YURI GONZAGA, ENVIADO ESPECIAL
BARCELONA, ESPANHA (FOLHAPRESS) – Para que a internet possa continuar a ser um meio de expressão livre, é preciso que ela tenha um juiz –um que seja parcimonioso e nada intrusivo.
A declaração é de Tom Wheeler, presidente do conselho da FCC (órgão análogo à Anatel nos EUA) e um dos principais responsáveis pela regulamentação da neutralidade de rede naquele país, cuja determinação aconteceu na quinta passada (26).
“A questão básica é: se a internet é a plataforma mais poderosa e atual para se expressar no planeta –o que eu acho que de fato é–, pode existir sem que haja um juiz?”, disse nesta terça (3). Em inglês, usou a palavra “referee”, que pode ser traduzida como árbitro.
Wheeler chegou a sugerir que haverá exceções em nome do “interesse público”, ao ser confrontado com as iniciativas que, em países pobres, permitem o uso de serviços como Wikipédia e do governo de graça (o que fere a neutralidade, já que os sites em questão são privilegiados).
“Cada caso é um caso. É um juiz com uma régua, mas uma régua curta.”
Durante uma palestra no MWC (Mobile World Congress), mais importante evento mundial para as principais detratoras do conceito de neutralidade de rede, as operadoras de telecomunicação, em Barcelona, Wheeler foi pressionado pela entrevistadora e defendeu “sua” vitória, que pode ser tida como dele e de Barack Obama.
“Dizem que a votação foi apertada [foram três votos a dois no conselho da FCC], mas eu digo que tivemos 50% mais votos que eles”, brincou com a anfitriã Anne Bouverot, diretora-geral da GSMA, que organiza o evento. “Presidente Obama e eu somos defensores de longa data da internet aberta.”
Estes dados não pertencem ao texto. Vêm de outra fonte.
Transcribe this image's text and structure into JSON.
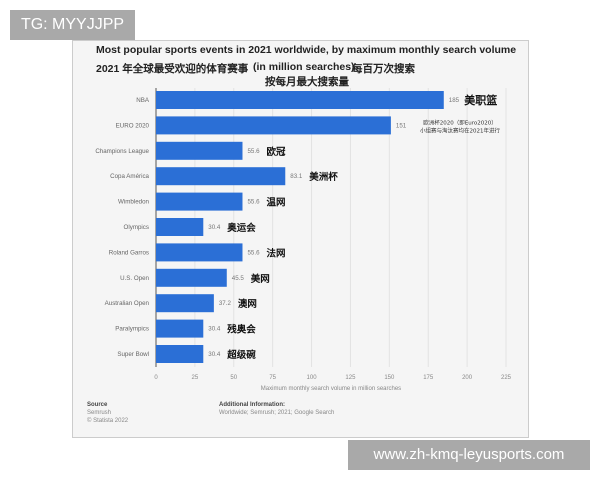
{
  "watermarks": {
    "top_left": "TG: MYYJJPP",
    "bottom_right": "www.zh-kmq-leyusports.com"
  },
  "chart_data": {
    "type": "bar",
    "orientation": "horizontal",
    "title": "Most popular sports events in 2021 worldwide, by maximum monthly search volume",
    "subtitle_zh": "2021 年全球最受欢迎的体育赛事",
    "subtitle_unit": "(in million searches)",
    "subtitle_zh2": "每百万次搜索",
    "subtitle_zh3": "按每月最大搜索量",
    "categories": [
      "NBA",
      "EURO 2020",
      "Champions League",
      "Copa América",
      "Wimbledon",
      "Olympics",
      "Roland Garros",
      "U.S. Open",
      "Australian Open",
      "Paralympics",
      "Super Bowl"
    ],
    "values": [
      185,
      151,
      55.6,
      83.1,
      55.6,
      30.4,
      55.6,
      45.5,
      37.2,
      30.4,
      30.4
    ],
    "value_labels": [
      "185",
      "151",
      "55.6",
      "83.1",
      "55.6",
      "30.4",
      "55.6",
      "45.5",
      "37.2",
      "30.4",
      "30.4"
    ],
    "annotations": [
      "美职篮",
      "欧洲杯2020（即Euro2020）\n小组赛与淘汰赛均在2021年进行",
      "欧冠",
      "美洲杯",
      "温网",
      "奥运会",
      "法网",
      "美网",
      "澳网",
      "残奥会",
      "超级碗"
    ],
    "xlabel": "Maximum monthly search volume in million searches",
    "xlim": [
      0,
      225
    ],
    "xticks": [
      "0",
      "25",
      "50",
      "75",
      "100",
      "125",
      "150",
      "175",
      "200",
      "225"
    ],
    "grid": true,
    "bar_color": "#2b6fd6"
  },
  "footer": {
    "source_label": "Source",
    "source_lines": [
      "Semrush",
      "© Statista 2022"
    ],
    "info_label": "Additional Information:",
    "info_text": "Worldwide; Semrush; 2021; Google Search"
  }
}
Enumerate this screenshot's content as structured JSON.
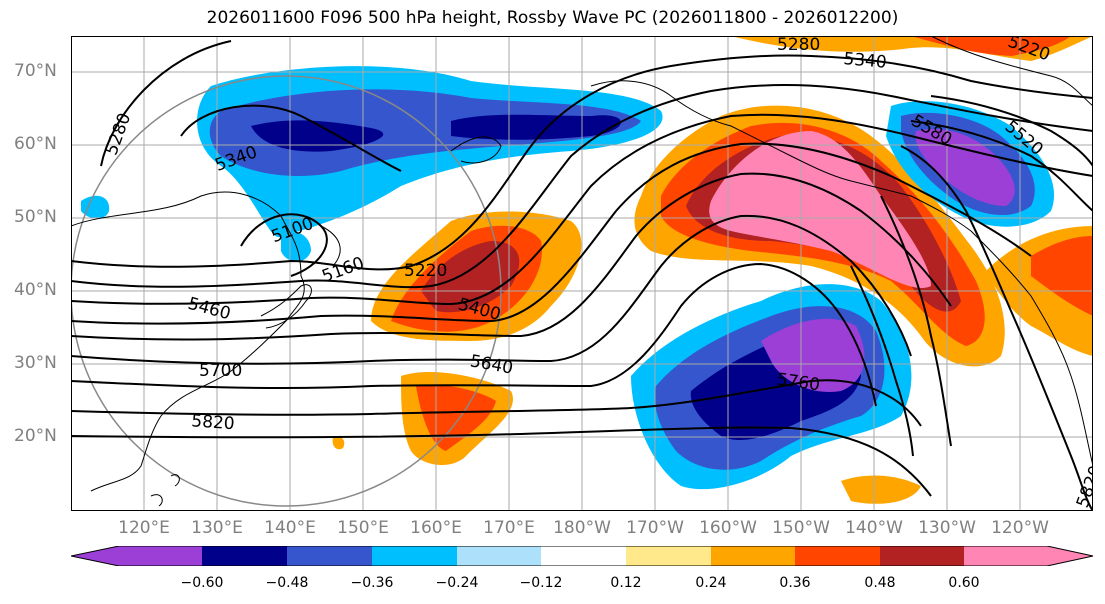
{
  "title": "2026011600 F096 500 hPa height, Rossby Wave PC (2026011800 - 2026012200)",
  "map": {
    "lat_labels": [
      "70°N",
      "60°N",
      "50°N",
      "40°N",
      "30°N",
      "20°N"
    ],
    "lon_labels": [
      "120°E",
      "130°E",
      "140°E",
      "150°E",
      "160°E",
      "170°E",
      "180°W",
      "170°W",
      "160°W",
      "150°W",
      "140°W",
      "130°W",
      "120°W"
    ],
    "contour_labels": [
      "5280",
      "5340",
      "5220",
      "5280",
      "5340",
      "5100",
      "5160",
      "5220",
      "5460",
      "5400",
      "5700",
      "5640",
      "5760",
      "5820",
      "5820",
      "5580",
      "5520"
    ],
    "colors": {
      "purple": "#9b3fd6",
      "navy": "#00008b",
      "royal": "#3556cc",
      "sky": "#00bfff",
      "pale": "#ade0fb",
      "white": "#ffffff",
      "yellow": "#ffe98a",
      "orange": "#ffa500",
      "red_orange": "#ff4500",
      "dark_red": "#b22222",
      "pink": "#ff86b4"
    }
  },
  "colorbar": {
    "labels": [
      "−0.60",
      "−0.48",
      "−0.36",
      "−0.24",
      "−0.12",
      "0.12",
      "0.24",
      "0.36",
      "0.48",
      "0.60"
    ]
  }
}
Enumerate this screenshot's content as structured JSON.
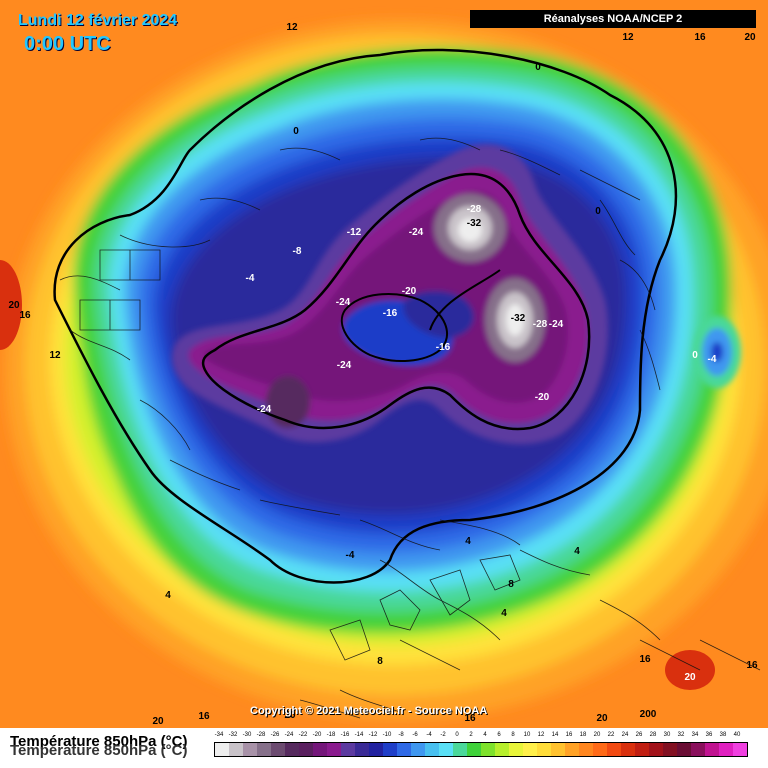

Ele definiu os termos da determinação, ainda não publicados integralmente, como “pouco regulatórios” e “modernos” em resposta às críticas, segundo ele, “fatalistas”. “Pintam como se fosse um monopólio regulador, à moda antiga.”
Wheeler, que antes de assumir o cargo em novembro de 2013 na FCC (Federal Communications Comission) trabalhou no setor de telecomunicações, disse que o lucro das operadoras é de interesse do governo.
“Equilibramos o que quer o consumidor com o faturamento das empresas, já que estas precisam continuar investindo para que a estrutura chegue ao usuário.”
O antigo executivo está agora “vendendo” o modelo adotado pelos EUA para a governança da internet para outros países, como mostra uma reportagem desta terça do jornal “The New York Times”.
A decisão tem o poder de influenciar governos do mundo todo, o que é evidenciado também pela pressão das teles, mencionada por Wheeler ao periódico e clara na agressividade e sarcasmo de Bouverot durante a conversa.
LEILÕES
A diretora da GSMA, representante das teles principalmente na Europa, pressionou Wheeler para falar sobre dinheiro e o modelo dos EUA de leilão de frequências para difusão de dados.
Em perguntas longas e confusas, comparou o modelo chinês –que impõe condições às provedoras de serviço de celular, mas concede gratuitamente as frequências para que operem–, apresentado pela executiva como mais eficiente.
Wheeler não se delongou na resposta. “Eles têm o direito de fazer isso, mas não acho certo”, disse, afirmando que o objetivo dos leilões é chegar a um “preço justo” e que “incentive a concorrência”, e não “para ganhar dinheiro”.
No tema de internet por celular, o diretor da FCC afirmou que o 5G –próxima geração de conexão sem fio– é ainda “como um quadro de Picasso”. “Cada um vê uma coisa.”